More immediately, the Republican National Committee and Georgia Republican Party have filed lawsuits ahead of the Jan. 5 runoff election that will decide which party controls the U.S. Senate, seeking to change rules that were in effect in November. They want to curtail use of drop boxes for mail ballots in the election for two Senate seats and have asked for other limits on absentee voting.
A battle over voting access is also shaping up in Texas, another state long dominated by Republicans but where Democrats have made inroads.
Texas already has some of the country’s toughest voting laws. Since the election, Democrats have proposed expanding early voting to more counties and making election days state holidays. Republicans, who control the state government, have countered with proposed new restrictions, including a ban on officials’ from sending out mail ballot applications to voters who haven’t requested them and criminal penalties for officials who allow ineligible people to vote.
'LASTING DAMAGE'
In Pennsylvania, the debate over mail voting is an example of how Trump's fraud rhetoric has left Republicans in a political bind.
In 2019, the state’s Republican-controlled legislature reached a compromise on an election bill with Democratic Governor Tom Wolf. The package, known as Act 77, eliminated straight-party voting that allowed voters to check a single box on a ballot to vote for all candidates from one party, a Republican priority.
It also permitted an expansion of mail voting for all Pennsylvania voters. Most of the opposition to the bill came from Democrats. All Republican members of the state Senate voted for the bill, and all but two Republicans in the state House.
But as many Trump supporters blame mail-in ballots for Trump's election defeat in Pennsylvania, the 2019 law has become a liability for the Republicans who voted for it, said Charlie Gerow, a Republican lawyer and consultant in the state. “Those folks sitting around the diner talking politics, they are talking about Act 77,” he said.
In the wake of the election, state House Representative Jim Gregory, who voted for the law in 2019, has announced he will sponsor a measure repealing the law, saying his office had “been flooded with calls and emails from constituents who had issues with mail in ballots.”
Bryan Cutler, the House majority leader, who also voted for the law, has promised to focus on election rules in the next session to “ensure the chaos and confusion of the 2020 election are not repeated.”
Both men have tried to shift blame to the Pennsylvania Supreme Court and Democratic Secretary of State for decisions on how it was implemented, including allowing ballots to be counted if they arrived by mail within three days after Election Day. Gregory declined requests for an interview, while Cutler did not immediately respond to requests for comment.
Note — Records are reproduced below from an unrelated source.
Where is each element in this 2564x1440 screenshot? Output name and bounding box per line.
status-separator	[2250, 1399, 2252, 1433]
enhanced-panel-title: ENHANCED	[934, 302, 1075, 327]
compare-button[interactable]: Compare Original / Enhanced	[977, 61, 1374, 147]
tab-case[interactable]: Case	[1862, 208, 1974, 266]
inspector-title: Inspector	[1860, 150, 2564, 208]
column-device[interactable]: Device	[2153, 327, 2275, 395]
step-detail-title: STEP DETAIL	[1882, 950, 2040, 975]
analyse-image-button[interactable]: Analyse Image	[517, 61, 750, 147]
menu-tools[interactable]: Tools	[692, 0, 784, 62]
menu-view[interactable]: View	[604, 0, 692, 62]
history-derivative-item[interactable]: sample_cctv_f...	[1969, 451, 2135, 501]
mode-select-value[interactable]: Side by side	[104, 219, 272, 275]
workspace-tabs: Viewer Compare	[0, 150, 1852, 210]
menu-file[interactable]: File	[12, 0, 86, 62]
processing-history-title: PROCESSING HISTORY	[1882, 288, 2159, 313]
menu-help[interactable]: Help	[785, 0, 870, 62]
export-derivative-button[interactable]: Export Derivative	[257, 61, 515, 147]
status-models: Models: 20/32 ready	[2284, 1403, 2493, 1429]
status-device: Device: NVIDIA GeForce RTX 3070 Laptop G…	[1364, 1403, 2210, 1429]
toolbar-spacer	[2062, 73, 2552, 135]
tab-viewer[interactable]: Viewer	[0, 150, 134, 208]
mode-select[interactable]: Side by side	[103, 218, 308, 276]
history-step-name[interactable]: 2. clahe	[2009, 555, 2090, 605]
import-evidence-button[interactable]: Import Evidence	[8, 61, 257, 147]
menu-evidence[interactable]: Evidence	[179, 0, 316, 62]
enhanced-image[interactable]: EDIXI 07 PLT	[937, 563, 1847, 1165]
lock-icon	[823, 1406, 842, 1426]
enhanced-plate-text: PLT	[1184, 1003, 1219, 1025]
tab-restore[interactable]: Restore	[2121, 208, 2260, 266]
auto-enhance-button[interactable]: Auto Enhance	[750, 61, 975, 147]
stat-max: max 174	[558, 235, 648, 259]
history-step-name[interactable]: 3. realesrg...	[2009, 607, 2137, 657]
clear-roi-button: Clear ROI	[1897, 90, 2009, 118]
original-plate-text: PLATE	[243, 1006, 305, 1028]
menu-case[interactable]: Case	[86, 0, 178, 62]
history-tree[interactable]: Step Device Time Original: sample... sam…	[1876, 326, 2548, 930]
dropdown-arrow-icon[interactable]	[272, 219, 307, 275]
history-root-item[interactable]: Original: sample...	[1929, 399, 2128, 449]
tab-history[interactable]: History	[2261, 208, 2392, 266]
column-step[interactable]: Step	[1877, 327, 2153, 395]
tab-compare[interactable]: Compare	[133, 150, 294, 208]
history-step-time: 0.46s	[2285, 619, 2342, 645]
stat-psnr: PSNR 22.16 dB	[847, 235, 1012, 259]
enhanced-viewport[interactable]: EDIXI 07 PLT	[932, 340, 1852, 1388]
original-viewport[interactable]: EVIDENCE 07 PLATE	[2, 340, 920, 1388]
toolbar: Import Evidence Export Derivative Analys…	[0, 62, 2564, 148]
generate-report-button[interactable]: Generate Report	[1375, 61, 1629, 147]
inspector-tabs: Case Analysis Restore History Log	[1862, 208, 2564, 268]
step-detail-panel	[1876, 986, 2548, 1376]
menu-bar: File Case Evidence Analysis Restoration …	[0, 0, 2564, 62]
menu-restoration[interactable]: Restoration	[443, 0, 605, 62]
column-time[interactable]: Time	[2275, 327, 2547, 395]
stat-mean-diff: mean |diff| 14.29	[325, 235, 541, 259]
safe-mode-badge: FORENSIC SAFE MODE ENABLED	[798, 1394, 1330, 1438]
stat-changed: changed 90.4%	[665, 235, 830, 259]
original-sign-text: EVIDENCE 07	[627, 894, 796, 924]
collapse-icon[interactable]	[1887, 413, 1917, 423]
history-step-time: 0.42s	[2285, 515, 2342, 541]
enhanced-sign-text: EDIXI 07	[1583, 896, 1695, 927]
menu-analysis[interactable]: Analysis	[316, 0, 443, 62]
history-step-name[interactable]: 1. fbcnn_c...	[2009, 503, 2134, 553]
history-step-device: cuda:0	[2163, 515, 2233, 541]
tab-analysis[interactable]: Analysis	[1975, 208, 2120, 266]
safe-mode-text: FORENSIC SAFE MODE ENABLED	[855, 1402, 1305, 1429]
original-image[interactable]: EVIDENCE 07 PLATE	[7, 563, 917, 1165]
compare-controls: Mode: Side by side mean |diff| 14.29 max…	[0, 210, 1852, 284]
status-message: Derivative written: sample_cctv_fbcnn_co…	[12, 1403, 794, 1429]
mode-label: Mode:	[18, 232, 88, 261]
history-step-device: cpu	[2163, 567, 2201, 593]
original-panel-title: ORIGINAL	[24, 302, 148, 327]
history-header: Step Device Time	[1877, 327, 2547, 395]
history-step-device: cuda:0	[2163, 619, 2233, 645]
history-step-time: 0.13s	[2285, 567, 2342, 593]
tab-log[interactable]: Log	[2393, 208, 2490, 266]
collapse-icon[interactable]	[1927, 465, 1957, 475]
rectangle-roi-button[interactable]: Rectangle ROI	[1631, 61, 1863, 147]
One main target of anger has been Al Schmidt, the Republican on the three-member election board in Philadelphia. Before and after the election, Schmidt defended the integrity of the Philadelphia vote count in media appearances – and became a lightning rod for the rage of Trump supporters. He says he has been called a “traitor,” and has police protection at his home because of threats.
“The myth is being built, and it’s being accepted,” he said. “That’s the lasting damage. Who’s going to clean up this mess at the end of the day?”